(Warning: contains spoilers)
Anthony Doerr’s 2014 novel All the Light We Cannot See is a story of survival, courage, sacrifice, suffering, family, friendship, love, and hope. It’s set in France and Germany during WW II. How many thousands of novels does that thumbnail description fit? (Jaded publishers and others in the business are starting to think of such novels as just another WW II book, which might account for some of the tepid reviews the novel got before it circulated through the wider reading community.)
All the Light We Cannot See is one of the richest, most readable, discussable, and likeable WW II novels ever. Yes. Likeable. A narrative of war and suffering and death becomes a hopeful hymn about family, kindness, potential, magic, love, and mystery.
Doerr brilliantly shows us the specifics in the general: the character so unique and real that the reader can become the character. And thus we can truly cloak ourselves in the potential for individual goodness in the storm of a world gone mad. We learn and are comforted by how we might behave in a similar situation.
In the final analysis, the story belongs to Marie-Laure, the little blind girl with the father who keeps thousands of keys for the National Museum of Natural History and is a gifted woodcarver. In both Paris and Saint-Malo he carves tiny, clever models of their neighborhoods, which Marie-Laure must memorize with her fingertips. Then by counting grates, benches, streets, and tapping her other senses for cues, she must show him she can navigate their neighborhood. He also teaches her to use her cleverness to unlock tiny objects to find the treasures inside. To this reviewer, those incredible miniatures, made in such a rush by a father for his vulnerable six-year old girl as the Germans draw near, are the most unforgettable takeaways of the novel.
And as her world is going up in conflagration, Marie-Laure’s fingertips race across the braille dots to open another world, the world of Twenty Thousand Leagues Beneath the Sea, which she broadcasts as the bombs fall. Marie-Laure, with her blindness, has a huge capacity for the world and human experience.
Then there is Werner, a German boy, whose snowy white hair is almost as much a character marker as Marie-Laure’s blindness. He is an undersized orphan trying to look after his sister and others in the industrial area of Zollverein, Germany. Werner has a preternatural gift for mathematics and radios and, as a result, is spared going into the mines, but is scooped up into the German army where he becomes a radio operator.
Marie-Laure and Werner cross paths when the Allies begin bombing the holdout of Saint-Malo in early August, 1944. During the most intense part of the circular, reiterative narrative, Werner is trapped in the basement of the Hotel of Bees because of a bomb hit. Marie-Laure is trapped not far away in the attic of her uncle’s house with the cursed jewel, The Sea of Flames, in her possession. A mad, dying Nazi stalks the downstairs desperate to get at the jewel, which he believes will save his life. Thankfully, Doerr lets a long, comforting resolution play out as we see what happens to the survivors of the bombing of Saint-Malo. We see the survivors intermittently as they go about life-after-the-war until 2014 (the novel’s pub date).
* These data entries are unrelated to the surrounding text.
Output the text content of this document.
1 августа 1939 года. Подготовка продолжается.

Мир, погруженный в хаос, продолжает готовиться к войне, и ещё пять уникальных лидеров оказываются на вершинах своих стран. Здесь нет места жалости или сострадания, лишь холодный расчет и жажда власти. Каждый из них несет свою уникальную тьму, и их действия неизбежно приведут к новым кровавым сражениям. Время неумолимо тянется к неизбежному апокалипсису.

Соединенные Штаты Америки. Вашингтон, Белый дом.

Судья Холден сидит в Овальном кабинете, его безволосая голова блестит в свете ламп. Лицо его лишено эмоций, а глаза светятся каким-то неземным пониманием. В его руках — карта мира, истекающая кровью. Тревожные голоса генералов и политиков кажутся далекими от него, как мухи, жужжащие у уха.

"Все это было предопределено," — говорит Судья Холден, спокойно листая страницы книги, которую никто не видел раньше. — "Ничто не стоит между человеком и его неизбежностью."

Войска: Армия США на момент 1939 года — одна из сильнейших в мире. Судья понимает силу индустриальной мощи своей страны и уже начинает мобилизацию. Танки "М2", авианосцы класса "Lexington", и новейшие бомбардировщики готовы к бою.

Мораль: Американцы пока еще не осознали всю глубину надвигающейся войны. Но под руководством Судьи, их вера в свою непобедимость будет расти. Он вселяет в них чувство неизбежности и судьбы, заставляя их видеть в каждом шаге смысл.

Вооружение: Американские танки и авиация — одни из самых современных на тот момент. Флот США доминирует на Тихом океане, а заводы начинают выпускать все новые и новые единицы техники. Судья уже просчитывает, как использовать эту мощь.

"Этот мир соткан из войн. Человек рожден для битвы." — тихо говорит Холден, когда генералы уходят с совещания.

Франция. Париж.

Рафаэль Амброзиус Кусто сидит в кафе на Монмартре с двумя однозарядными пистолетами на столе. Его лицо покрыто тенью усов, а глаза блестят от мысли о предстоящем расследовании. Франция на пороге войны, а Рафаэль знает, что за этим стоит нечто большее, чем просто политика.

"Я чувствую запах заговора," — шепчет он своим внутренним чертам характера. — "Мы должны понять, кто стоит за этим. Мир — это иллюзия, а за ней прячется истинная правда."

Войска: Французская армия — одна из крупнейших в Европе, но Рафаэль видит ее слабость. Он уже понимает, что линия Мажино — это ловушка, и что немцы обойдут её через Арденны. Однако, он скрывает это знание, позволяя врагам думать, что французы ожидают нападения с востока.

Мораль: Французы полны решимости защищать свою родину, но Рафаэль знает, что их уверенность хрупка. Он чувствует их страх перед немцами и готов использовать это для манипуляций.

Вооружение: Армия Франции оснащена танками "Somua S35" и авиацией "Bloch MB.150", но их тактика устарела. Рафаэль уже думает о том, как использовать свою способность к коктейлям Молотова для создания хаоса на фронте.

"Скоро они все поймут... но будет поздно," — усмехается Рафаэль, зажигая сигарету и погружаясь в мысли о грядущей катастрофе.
So vicariously was I participating in this novel, if I should go to Paris this year (fat chance), I would keep an eye out for an elderly blind lady who seems to know where she is going. And I do believe some evil potential, buffeted and stained to look like ordinary sea rock, is always being swished around on the ocean floor waiting to be found and polished.
Doerr expands the literal plot line (this-happens-then-this-happens-then-this-happens) with a richness of inversions, paradoxes, oxymorons, juxtapositions, repetitions, symbols, and motifs that invite the reader to go beyond the storyline. For example:
- Clearly, a mollusk is not just a mollusk. And what’s with all those birds?
- Before two of the most heart-breaking events of the narrative (the rape and Werner’s death), why are there quasi-Eucharistic events?
- Why is the fabulous diamond, The Sea of Flames, given such an oxymoronic name?
- How can we not see light?
- Why is Twenty Thousand Leagues Beneath the Sea the message of comfort to all who hear Marie-Laure’s last broadcast? (On the surface, it would seem to be an inversion of the usual message of hope.)
- Why can the story be read pretty effectively backwards?
Doerr’s story has become an earwig. Certain images, characters, events, and themes will always remain in my head. More than any novel I’ve read in years, I felt that I was buried with Werner below the Hotel of Bees. I was in the cold orphanage attic with him when, as a boy, he listened to a faraway voice talking about the nature of light on the radio. I was as hungry as Marie-Laure contemplating opening the last unlabeled can of food in the attic.
As an adult who has read a gazillion novels, I’ve largely lost my childhood ability to be carried away into another world by a story. So thank you, Anthony Doerr, for letting me do that again.